24.03.2023 Bruder Johannes Roth

Ernst, aber nicht wörtlich!

<> Der Kommentar der Woche

Oft ist das, was uns beschäftigt, uns sorgt und uns Angst macht, auch die Quelle für das, was jetzt dran ist. Mit dem Blick auf die Welt aus ihrer Perspektive kommentieren Franziskaner jeden Freitag, was sie wahrnehmen.


Bruder Johannes Roth

Anfang März war ich mit einer kleinen Gruppe franziskanisch gesinnter Menschen unterwegs im Heiligen Land. Eine wesentliche Erkenntnis war dabei vielleicht überraschend.

Zehn Tage lang waren wir unterwegs auf den Fußspuren Jesu im Heiligen Land, in Israel und Palästina. Eine Region, die auf den ersten Blick alles andere als „heilig“ wirkt. In den Medien hört man viel von Terror, Gewalt und Hass, die dort herrschen. Im Land selbst bekommt man davon als Pilger oder Pilgerin recht wenig mit.

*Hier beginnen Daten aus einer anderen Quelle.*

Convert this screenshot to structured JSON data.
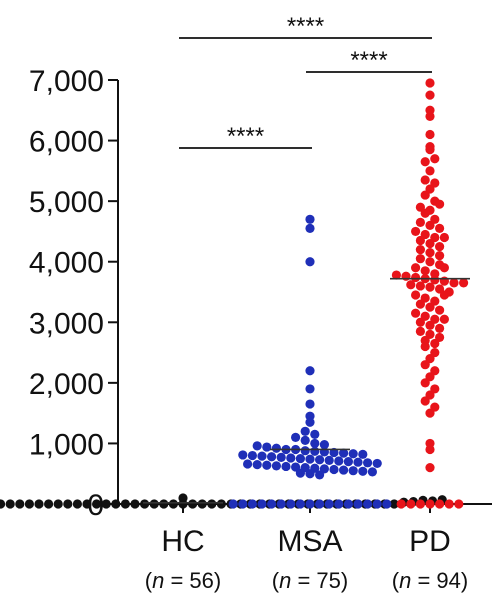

Vom Flughafen in Tel Aviv ging es ziemlich direkt mit dem Bus an den See Gennesaret, wo das öffentliche Wirken Jesu begann. Danach fuhren wir in den Süden, schauten uns die beeindruckende Festung Masada an und schwammen eine Runde im Toten Meer, bevor wir für zwei Nächte in Betlehem Halt machten. Die letzten Tage verbrachten wir in der sehr wuseligen und trubeligen Stadt Jerusalem.

In dieser Zeit prasselten viele Eindrücke und Sinneserfahrungen auf uns ein, wir führten theologische und politische Diskussionen, erfuhren viel über Land und Leute und haben viele Heilige Stätten besucht.

Eine Erkenntnis, die wir bereits am zweiten Tag durch ein Gespräch mit einem Benediktiner in Tabgha gewinnen konnten, trug sich durch die Tage hindurch und wurde immer wieder zitiert: „Wir nehmen die Bibel ernst, aber nicht wörtlich.“ Häufig wird an den Heiligen Stätten eines Heilsereignisses aus der Bibel gedacht. Wenn wir ehrlich sind, wissen wir nicht genau, wo es tatsächlich stattgefunden hat. Dadurch dass viele Menschen aber daran glauben, sind es für mich „durchbetete“ Orte und damit auch heilige Orte. Auch für mich war das Wort prägend für diese Tage: „Wir nehmen die Bibel ernst, aber nicht wörtlich.“ Und manchmal dachte ich, wie wäre es, wenn wir dies auch auf andere Themen und Traditionen übertragen würden. Vielleicht würde dies manches erleichtern und verbitterte Grabenkämpfe auflösen. Der Satz wird mich persönlich noch etwas länger begleiten und hoffentlich auch viele andere.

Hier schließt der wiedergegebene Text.